Last month, however, reports emerged that Johnson’s government was preparing to scale back Huawei’s involvement. A British newspaper reported that Johnson had also instructed ministers to decrease the UK’s reliance on Chinese imports, namely for medical supplies and in strategic sectors, in a new policy known as “Project Defend.” 

Speaking in May, Foreign Secretary Raab said that “no doubt, we can’t have business as usual after this crisis,” adding that: “We’ll have to ask the hard questions about how it came about and how it could have been stopped earlier.”

The China Research Group, a new parliamentary caucus recently setup by Conservative MPs and modeled on the Brexit-supporting European Research Group, is pushing for a tougher stance against Beijing.

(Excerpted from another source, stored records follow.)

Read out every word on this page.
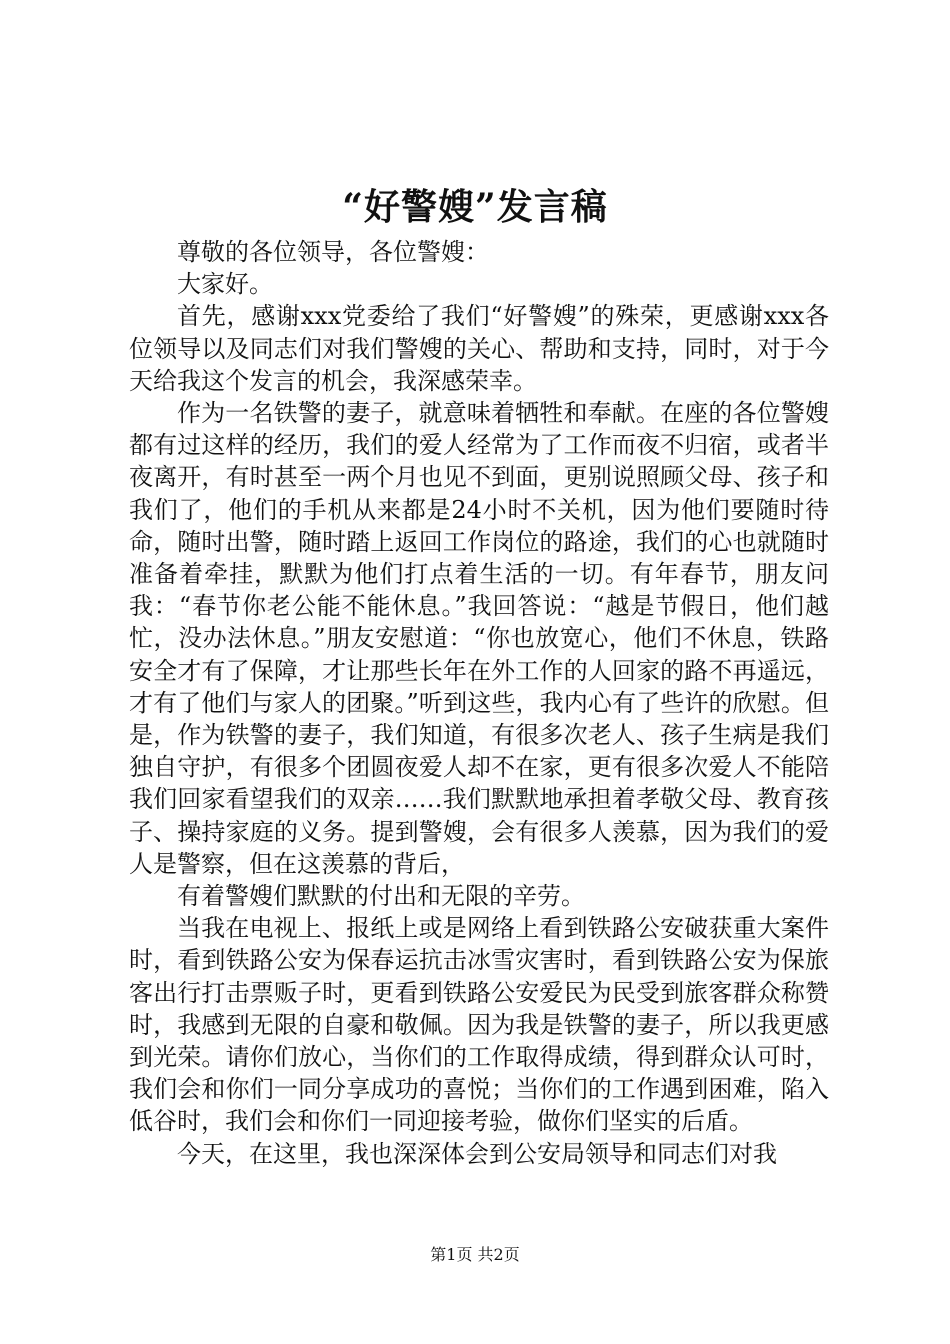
“好警嫂”发言稿

尊敬的各位领导，各位警嫂：

大家好。

首先，感谢xxx党委给了我们“好警嫂”的殊荣，更感谢xxx各位领导以及同志们对我们警嫂的关心、帮助和支持，同时，对于今天给我这个发言的机会，我深感荣幸。

作为一名铁警的妻子，就意味着牺牲和奉献。在座的各位警嫂都有过这样的经历，我们的爱人经常为了工作而夜不归宿，或者半夜离开，有时甚至一两个月也见不到面，更别说照顾父母、孩子和我们了，他们的手机从来都是24小时不关机，因为他们要随时待命，随时出警，随时踏上返回工作岗位的路途，我们的心也就随时准备着牵挂，默默为他们打点着生活的一切。有年春节，朋友问我：“春节你老公能不能休息。”我回答说：“越是节假日，他们越忙，没办法休息。”朋友安慰道：“你也放宽心，他们不休息，铁路安全才有了保障，才让那些长年在外工作的人回家的路不再遥远，才有了他们与家人的团聚。”听到这些，我内心有了些许的欣慰。但是，作为铁警的妻子，我们知道，有很多次老人、孩子生病是我们独自守护，有很多个团圆夜爱人却不在家，更有很多次爱人不能陪我们回家看望我们的双亲……我们默默地承担着孝敬父母、教育孩子、操持家庭的义务。提到警嫂，会有很多人羡慕，因为我们的爱人是警察，但在这羡慕的背后，

有着警嫂们默默的付出和无限的辛劳。

当我在电视上、报纸上或是网络上看到铁路公安破获重大案件时，看到铁路公安为保春运抗击冰雪灾害时，看到铁路公安为保旅客出行打击票贩子时，更看到铁路公安爱民为民受到旅客群众称赞时，我感到无限的自豪和敬佩。因为我是铁警的妻子，所以我更感到光荣。请你们放心，当你们的工作取得成绩，得到群众认可时，我们会和你们一同分享成功的喜悦；当你们的工作遇到困难，陷入低谷时，我们会和你们一同迎接考验，做你们坚实的后盾。

今天，在这里，我也深深体会到公安局领导和同志们对我

第1页 共2页
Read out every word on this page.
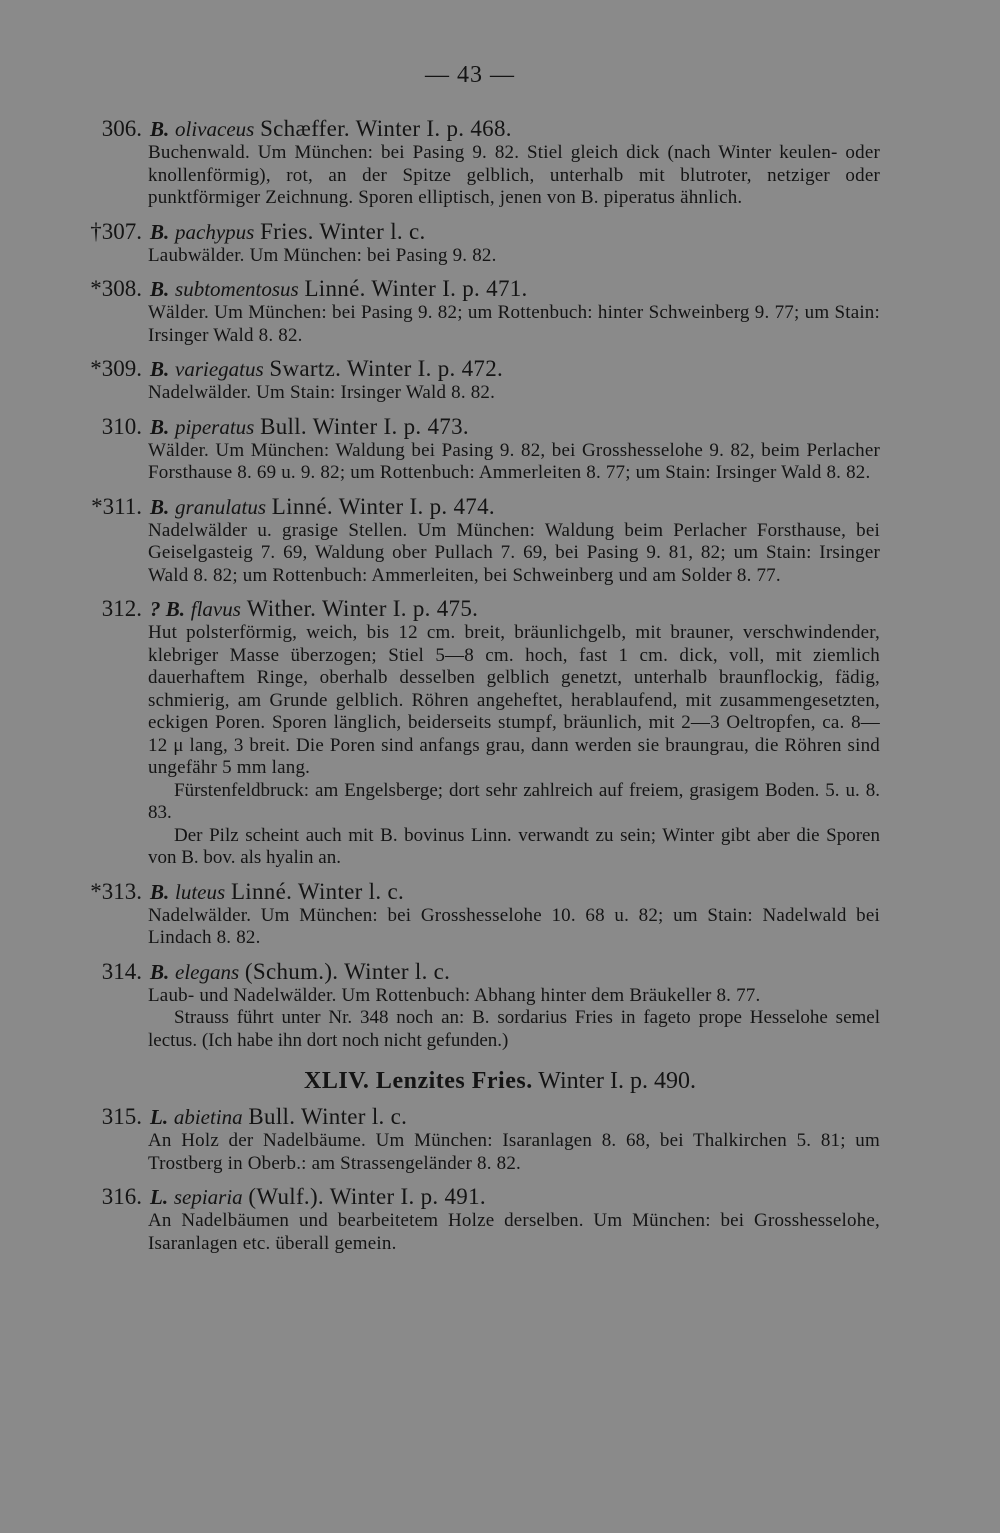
— 43 —
306. B. olivaceus Schæffer. Winter I. p. 468.
Buchenwald. Um München: bei Pasing 9. 82. Stiel gleich dick (nach Winter keulen- oder knollenförmig), rot, an der Spitze gelblich, unterhalb mit blutroter, netziger oder punktförmiger Zeichnung. Sporen elliptisch, jenen von B. piperatus ähnlich.
†307. B. pachypus Fries. Winter l. c.
Laubwälder. Um München: bei Pasing 9. 82.
*308. B. subtomentosus Linné. Winter I. p. 471.
Wälder. Um München: bei Pasing 9. 82; um Rottenbuch: hinter Schweinberg 9. 77; um Stain: Irsinger Wald 8. 82.
*309. B. variegatus Swartz. Winter I. p. 472.
Nadelwälder. Um Stain: Irsinger Wald 8. 82.
310. B. piperatus Bull. Winter I. p. 473.
Wälder. Um München: Waldung bei Pasing 9. 82, bei Grosshesselohe 9. 82, beim Perlacher Forsthause 8. 69 u. 9. 82; um Rottenbuch: Ammerleiten 8. 77; um Stain: Irsinger Wald 8. 82.
*311. B. granulatus Linné. Winter I. p. 474.
Nadelwälder u. grasige Stellen. Um München: Waldung beim Perlacher Forsthause, bei Geiselgasteig 7. 69, Waldung ober Pullach 7. 69, bei Pasing 9. 81, 82; um Stain: Irsinger Wald 8. 82; um Rottenbuch: Ammerleiten, bei Schweinberg und am Solder 8. 77.
312. ? B. flavus Wither. Winter I. p. 475.
Hut polsterförmig, weich, bis 12 cm. breit, bräunlichgelb, mit brauner, verschwindender, klebriger Masse überzogen; Stiel 5—8 cm. hoch, fast 1 cm. dick, voll, mit ziemlich dauerhaftem Ringe, oberhalb desselben gelblich genetzt, unterhalb braunflockig, fädig, schmierig, am Grunde gelblich. Röhren angeheftet, herablaufend, mit zusammengesetzten, eckigen Poren. Sporen länglich, beiderseits stumpf, bräunlich, mit 2—3 Oeltropfen, ca. 8—12 μ lang, 3 breit. Die Poren sind anfangs grau, dann werden sie braungrau, die Röhren sind ungefähr 5 mm lang.
Fürstenfeldbruck: am Engelsberge; dort sehr zahlreich auf freiem, grasigem Boden. 5. u. 8. 83.
Der Pilz scheint auch mit B. bovinus Linn. verwandt zu sein; Winter gibt aber die Sporen von B. bov. als hyalin an.
*313. B. luteus Linné. Winter l. c.
Nadelwälder. Um München: bei Grosshesselohe 10. 68 u. 82; um Stain: Nadelwald bei Lindach 8. 82.
314. B. elegans (Schum.). Winter l. c.
Laub- und Nadelwälder. Um Rottenbuch: Abhang hinter dem Bräukeller 8. 77.
Strauss führt unter Nr. 348 noch an: B. sordarius Fries in fageto prope Hesselohe semel lectus. (Ich habe ihn dort noch nicht gefunden.)
XLIV. Lenzites Fries. Winter I. p. 490.
315. L. abietina Bull. Winter l. c.
An Holz der Nadelbäume. Um München: Isaranlagen 8. 68, bei Thalkirchen 5. 81; um Trostberg in Oberb.: am Strassengeländer 8. 82.
316. L. sepiaria (Wulf.). Winter I. p. 491.
An Nadelbäumen und bearbeitetem Holze derselben. Um München: bei Grosshesselohe, Isaranlagen etc. überall gemein.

“The idea that China is a ‘risk to be managed’ appears to be being replaced by the idea that China is a threat,” said Hayton, adding that this idea has been heightened by Beijing’s Hong Kong security law announcement.

Many believe this will erode Hong Kong’s autonomy, especially over law and rule, and wipe out the concept of “one nation, two systems” that was agreed by the UK when it handed back the city to China in 1997.

Chris Patten, the last British governor of Hong Kong before the UK handover, has called on the UK government to take a stiff response, considering that Britain was the main party to the agreement that gave Hong Kong autonomy from Beijing until 2047.  

Speaking to the Times, Patten argued that London has “a moral, economic and legal duty” to stand up for the autonomous rights of Hong Kong, yet he noted that “the real danger is that we are entirely limp on this.”

As tensions have risen between London and Beijing, Chinese media have been keen in recent weeks to stress London’s allegedly woeful response to the Covid-19 crisis.

Recent headlines from the Chinese state-run tabloid Global Times include, “UK needs another miracle out of Covid-19 mess” and “UK should worry about its Covid-19 situation instead of HK affairs.”

Police stand guard on a road to deter protesters from blocking roads in the Mong Kok district of Hong Kong on May 27, 2020. Photo: AFP/Isaac Lawrence

But questions are rising about how serious London is about shifting its position on China, and whether it is simply an effort to distract attention away from the government’s widely-criticized handling of the Covid-19 pandemic which originated in China.

Richard Graham, an MP and All Party Parliamentary China Group chairman, told the BBC this month that he worries China is becoming a national scapegoat, “just as the EU was a convenient scapegoat in recent years,” and that MPs must consider the needs of their constituents.

“The most important thing is going to be jobs. And in that sense, having a strong partnership with China makes absolute sense,” he said.